Enjoy your Routines.
We all have our little rituals or routines that we do on a daily basis. It could be something as simple as having a cup of tea in the afternoon, or a relaxing hot bath at night before bed. Take time to enjoy the things that give us a little bit of peace and quiet or make us feel good. Every day, ty doing something slowly, in peace, without distraction, enjoying the moment.
Find difference between flowing and planning.
When we plan out every single detail of our days, weeks, and months, we don’t allow ourselves the opportunity to go with the flow. While it’s important to plan, it’s also important to be flexible in how you handle your daily life.
Reflect on your day.

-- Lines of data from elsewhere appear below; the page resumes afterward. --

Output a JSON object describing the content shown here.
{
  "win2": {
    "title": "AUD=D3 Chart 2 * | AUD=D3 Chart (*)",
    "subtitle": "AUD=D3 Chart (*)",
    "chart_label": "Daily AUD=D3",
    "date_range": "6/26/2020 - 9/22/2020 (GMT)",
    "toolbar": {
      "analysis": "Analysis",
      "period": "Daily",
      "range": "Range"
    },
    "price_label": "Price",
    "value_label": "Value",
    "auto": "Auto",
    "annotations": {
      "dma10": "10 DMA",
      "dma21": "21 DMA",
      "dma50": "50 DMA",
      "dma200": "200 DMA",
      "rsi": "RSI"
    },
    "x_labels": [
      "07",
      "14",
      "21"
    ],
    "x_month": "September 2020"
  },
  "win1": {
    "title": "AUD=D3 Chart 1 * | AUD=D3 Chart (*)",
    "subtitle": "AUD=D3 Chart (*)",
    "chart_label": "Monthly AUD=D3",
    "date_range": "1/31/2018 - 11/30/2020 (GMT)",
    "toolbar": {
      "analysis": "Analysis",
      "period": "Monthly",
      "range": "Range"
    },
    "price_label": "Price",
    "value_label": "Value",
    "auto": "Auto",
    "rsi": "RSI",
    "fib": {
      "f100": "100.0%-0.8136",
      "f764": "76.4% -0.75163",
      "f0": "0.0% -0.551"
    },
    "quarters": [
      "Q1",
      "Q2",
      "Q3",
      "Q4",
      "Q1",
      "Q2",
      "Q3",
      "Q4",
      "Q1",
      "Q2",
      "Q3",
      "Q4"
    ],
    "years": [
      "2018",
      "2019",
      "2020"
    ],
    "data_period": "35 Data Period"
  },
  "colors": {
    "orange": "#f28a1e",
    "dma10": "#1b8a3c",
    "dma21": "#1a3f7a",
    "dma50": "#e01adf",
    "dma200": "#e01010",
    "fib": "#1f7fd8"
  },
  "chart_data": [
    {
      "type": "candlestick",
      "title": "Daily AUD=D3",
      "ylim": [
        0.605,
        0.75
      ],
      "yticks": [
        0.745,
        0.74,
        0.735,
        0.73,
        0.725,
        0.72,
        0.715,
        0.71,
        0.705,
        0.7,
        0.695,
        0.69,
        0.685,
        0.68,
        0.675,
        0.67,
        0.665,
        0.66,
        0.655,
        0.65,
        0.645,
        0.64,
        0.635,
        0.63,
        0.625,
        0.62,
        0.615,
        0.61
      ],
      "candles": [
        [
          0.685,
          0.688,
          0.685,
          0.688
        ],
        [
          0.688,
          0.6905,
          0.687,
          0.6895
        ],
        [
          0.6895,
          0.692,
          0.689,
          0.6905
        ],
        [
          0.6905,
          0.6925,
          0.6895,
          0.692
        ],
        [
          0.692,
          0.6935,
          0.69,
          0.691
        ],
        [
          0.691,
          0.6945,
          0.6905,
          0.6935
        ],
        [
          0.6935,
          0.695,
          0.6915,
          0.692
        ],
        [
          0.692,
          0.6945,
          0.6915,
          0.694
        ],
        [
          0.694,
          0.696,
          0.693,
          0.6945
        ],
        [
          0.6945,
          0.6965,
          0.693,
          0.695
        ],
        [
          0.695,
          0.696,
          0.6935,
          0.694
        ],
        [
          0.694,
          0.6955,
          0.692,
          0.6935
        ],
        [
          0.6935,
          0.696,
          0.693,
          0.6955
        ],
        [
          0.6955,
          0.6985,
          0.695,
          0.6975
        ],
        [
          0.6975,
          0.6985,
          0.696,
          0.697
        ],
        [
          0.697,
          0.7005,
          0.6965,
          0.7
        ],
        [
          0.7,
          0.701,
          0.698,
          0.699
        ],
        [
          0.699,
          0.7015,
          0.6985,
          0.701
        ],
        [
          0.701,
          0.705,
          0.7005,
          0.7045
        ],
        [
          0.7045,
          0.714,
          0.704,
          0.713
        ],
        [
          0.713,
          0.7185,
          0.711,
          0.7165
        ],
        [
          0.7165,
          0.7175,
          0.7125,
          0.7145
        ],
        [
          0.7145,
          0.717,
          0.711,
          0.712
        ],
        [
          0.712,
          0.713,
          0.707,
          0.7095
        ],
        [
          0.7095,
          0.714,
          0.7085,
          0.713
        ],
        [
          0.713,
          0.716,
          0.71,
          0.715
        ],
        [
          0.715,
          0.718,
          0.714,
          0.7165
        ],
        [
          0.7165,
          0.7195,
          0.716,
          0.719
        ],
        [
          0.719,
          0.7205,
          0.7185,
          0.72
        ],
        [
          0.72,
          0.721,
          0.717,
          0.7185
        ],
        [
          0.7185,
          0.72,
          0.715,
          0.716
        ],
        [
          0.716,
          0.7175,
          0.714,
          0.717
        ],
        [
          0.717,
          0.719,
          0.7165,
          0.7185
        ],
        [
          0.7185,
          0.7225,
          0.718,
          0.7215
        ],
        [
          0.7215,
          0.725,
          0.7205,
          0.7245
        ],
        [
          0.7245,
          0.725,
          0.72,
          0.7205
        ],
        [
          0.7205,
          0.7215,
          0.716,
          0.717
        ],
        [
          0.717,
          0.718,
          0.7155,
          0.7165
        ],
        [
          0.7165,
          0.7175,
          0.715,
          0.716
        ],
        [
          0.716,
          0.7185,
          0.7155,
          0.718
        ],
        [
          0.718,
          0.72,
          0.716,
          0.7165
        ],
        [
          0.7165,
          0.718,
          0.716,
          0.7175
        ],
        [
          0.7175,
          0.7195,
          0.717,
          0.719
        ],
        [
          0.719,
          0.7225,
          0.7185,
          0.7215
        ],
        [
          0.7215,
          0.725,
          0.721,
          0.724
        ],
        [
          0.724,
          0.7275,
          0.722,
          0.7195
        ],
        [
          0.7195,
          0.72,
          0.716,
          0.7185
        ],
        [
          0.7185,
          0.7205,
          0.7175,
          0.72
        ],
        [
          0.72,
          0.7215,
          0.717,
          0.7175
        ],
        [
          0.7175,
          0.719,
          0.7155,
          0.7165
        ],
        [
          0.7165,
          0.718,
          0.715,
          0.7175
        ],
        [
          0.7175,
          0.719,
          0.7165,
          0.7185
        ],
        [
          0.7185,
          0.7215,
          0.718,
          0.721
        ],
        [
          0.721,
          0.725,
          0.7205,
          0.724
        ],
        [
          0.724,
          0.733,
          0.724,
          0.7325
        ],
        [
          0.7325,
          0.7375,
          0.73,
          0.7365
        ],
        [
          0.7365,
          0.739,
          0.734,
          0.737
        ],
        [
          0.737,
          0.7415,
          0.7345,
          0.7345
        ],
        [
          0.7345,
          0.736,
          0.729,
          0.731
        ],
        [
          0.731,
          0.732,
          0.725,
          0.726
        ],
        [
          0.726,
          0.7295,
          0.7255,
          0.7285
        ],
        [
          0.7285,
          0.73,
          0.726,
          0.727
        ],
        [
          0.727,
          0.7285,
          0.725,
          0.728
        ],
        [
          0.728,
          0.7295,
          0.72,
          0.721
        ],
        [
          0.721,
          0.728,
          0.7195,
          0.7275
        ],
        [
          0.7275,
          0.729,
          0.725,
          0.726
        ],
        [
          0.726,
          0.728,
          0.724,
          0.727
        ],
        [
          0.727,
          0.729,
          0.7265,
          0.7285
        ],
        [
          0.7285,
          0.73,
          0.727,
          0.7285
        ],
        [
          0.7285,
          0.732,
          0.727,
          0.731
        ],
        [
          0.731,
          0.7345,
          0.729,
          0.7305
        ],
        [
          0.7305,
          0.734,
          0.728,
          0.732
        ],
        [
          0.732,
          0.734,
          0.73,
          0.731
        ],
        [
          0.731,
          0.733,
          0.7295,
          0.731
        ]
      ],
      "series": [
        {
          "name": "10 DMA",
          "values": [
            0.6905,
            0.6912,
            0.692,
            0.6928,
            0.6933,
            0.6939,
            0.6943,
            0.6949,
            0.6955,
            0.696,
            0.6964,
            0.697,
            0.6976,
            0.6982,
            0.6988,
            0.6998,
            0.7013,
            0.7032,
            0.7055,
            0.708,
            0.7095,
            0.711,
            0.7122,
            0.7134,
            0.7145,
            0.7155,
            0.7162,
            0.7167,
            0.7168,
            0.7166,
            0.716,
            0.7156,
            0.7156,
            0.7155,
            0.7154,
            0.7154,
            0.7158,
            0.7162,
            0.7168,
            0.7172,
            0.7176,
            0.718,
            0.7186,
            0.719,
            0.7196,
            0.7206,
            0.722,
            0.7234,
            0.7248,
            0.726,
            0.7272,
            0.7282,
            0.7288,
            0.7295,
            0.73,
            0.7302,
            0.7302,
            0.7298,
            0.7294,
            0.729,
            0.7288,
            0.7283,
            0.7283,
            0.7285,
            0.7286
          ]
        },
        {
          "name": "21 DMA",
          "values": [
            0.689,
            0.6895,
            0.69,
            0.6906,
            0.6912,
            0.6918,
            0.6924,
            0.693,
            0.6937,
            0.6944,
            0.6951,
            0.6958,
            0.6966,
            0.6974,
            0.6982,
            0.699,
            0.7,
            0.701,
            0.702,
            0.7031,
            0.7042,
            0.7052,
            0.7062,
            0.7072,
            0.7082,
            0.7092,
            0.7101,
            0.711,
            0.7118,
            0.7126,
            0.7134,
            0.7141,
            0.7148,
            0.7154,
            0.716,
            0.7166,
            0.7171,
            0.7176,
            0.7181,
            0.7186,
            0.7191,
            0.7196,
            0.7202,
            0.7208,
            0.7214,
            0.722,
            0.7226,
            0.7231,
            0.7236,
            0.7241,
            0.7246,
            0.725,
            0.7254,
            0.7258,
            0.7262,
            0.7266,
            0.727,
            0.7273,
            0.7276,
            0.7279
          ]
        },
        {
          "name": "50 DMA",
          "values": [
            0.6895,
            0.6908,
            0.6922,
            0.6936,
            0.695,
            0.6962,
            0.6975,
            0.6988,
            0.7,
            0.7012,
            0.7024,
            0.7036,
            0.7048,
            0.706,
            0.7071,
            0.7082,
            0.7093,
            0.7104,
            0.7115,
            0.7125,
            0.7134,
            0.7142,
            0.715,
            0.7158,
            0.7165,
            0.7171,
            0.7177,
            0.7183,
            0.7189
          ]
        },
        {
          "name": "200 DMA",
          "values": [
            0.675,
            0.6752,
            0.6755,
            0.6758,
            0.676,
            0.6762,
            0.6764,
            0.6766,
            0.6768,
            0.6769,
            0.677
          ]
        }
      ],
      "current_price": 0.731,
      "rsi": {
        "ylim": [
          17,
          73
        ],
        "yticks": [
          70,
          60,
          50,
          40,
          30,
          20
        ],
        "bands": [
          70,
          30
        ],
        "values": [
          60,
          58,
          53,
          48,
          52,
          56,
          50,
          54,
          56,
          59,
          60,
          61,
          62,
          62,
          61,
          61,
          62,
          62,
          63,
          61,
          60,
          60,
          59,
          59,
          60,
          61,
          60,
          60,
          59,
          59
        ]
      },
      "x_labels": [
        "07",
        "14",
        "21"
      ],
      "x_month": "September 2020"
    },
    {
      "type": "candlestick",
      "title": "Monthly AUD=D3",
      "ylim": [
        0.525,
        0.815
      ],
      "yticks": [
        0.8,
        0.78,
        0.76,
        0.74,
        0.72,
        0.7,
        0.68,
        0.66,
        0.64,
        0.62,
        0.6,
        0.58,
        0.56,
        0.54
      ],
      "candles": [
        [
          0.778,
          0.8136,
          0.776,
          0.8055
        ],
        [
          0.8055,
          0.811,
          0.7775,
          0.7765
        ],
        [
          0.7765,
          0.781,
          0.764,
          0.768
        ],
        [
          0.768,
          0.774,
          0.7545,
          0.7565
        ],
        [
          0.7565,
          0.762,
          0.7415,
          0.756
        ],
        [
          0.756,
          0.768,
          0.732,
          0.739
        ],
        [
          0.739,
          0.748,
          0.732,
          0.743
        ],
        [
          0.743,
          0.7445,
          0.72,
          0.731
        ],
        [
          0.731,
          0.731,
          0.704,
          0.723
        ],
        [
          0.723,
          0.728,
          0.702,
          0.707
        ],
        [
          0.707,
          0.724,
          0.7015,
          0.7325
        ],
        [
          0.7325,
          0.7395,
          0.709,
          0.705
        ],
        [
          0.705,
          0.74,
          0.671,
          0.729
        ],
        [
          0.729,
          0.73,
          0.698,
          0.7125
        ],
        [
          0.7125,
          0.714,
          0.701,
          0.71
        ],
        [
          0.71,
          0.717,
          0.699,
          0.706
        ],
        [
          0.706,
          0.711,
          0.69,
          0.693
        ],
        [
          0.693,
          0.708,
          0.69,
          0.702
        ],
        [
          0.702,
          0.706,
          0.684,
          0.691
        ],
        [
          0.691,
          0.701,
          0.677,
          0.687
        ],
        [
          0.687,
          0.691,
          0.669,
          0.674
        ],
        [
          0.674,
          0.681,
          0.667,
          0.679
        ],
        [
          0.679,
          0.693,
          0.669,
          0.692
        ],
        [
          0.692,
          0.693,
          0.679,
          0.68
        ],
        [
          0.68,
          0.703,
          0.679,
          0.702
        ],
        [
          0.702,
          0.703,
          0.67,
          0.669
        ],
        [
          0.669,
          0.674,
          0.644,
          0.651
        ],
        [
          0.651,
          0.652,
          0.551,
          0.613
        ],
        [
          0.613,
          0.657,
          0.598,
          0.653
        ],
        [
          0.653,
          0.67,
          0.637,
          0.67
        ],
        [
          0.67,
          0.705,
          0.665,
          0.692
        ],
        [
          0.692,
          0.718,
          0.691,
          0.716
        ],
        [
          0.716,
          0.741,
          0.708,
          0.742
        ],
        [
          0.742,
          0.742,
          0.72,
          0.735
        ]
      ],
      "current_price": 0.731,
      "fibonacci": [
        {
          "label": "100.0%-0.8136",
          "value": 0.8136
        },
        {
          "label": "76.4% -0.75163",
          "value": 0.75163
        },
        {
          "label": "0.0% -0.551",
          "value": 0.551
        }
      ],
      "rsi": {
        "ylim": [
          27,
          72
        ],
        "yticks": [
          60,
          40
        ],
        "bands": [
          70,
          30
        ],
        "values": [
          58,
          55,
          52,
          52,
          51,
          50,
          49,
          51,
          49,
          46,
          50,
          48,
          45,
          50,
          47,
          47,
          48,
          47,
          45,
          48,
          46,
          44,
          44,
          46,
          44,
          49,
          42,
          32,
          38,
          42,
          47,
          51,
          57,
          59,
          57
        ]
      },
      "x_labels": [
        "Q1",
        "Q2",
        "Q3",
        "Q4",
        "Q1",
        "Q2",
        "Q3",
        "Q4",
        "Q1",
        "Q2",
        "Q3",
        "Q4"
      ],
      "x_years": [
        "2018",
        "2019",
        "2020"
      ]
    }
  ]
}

Whether by journaling, writing a list of things you’re grateful for, or telling a loved one, it’s important to reflect on a few things that went well during your day. This encourages you to think positively.  It can also help prevent the days from feeling like they’re blurring into one another, something that can easily happen right now with how much our usual structures and day to day lives have changed. Get away from the digital world.            Spend time away from your phone and computer every day. Read a book, write (not type!), go for a walk, practice yoga, play a game, get outside and get active, eat your lunch outside and have a garden picnic, draw, cook, or be creative…. Do something daily that doesn’t require a connection to the internet.

So, taking notice can not only benefit us, but benefit those around us too and it can be something we do every day.  The key is to be aware of what you’re doing and try to engage with it.  Try to see things with new eyes, look for beauty in the unexpected. Try and pay attention to the environment, the smells, sights and sounds and take a moment to appreciate it.  Social distancing means our lives have been put on hold for the safety of ourselves and others, but social distancing doesn’t mean social isolation.  We can still find ways to connect with our friends, our families, with nature, and with ourselves.  The opportunities are there if we stop for a moment and take notice (and take pictures if we want to! Try it!).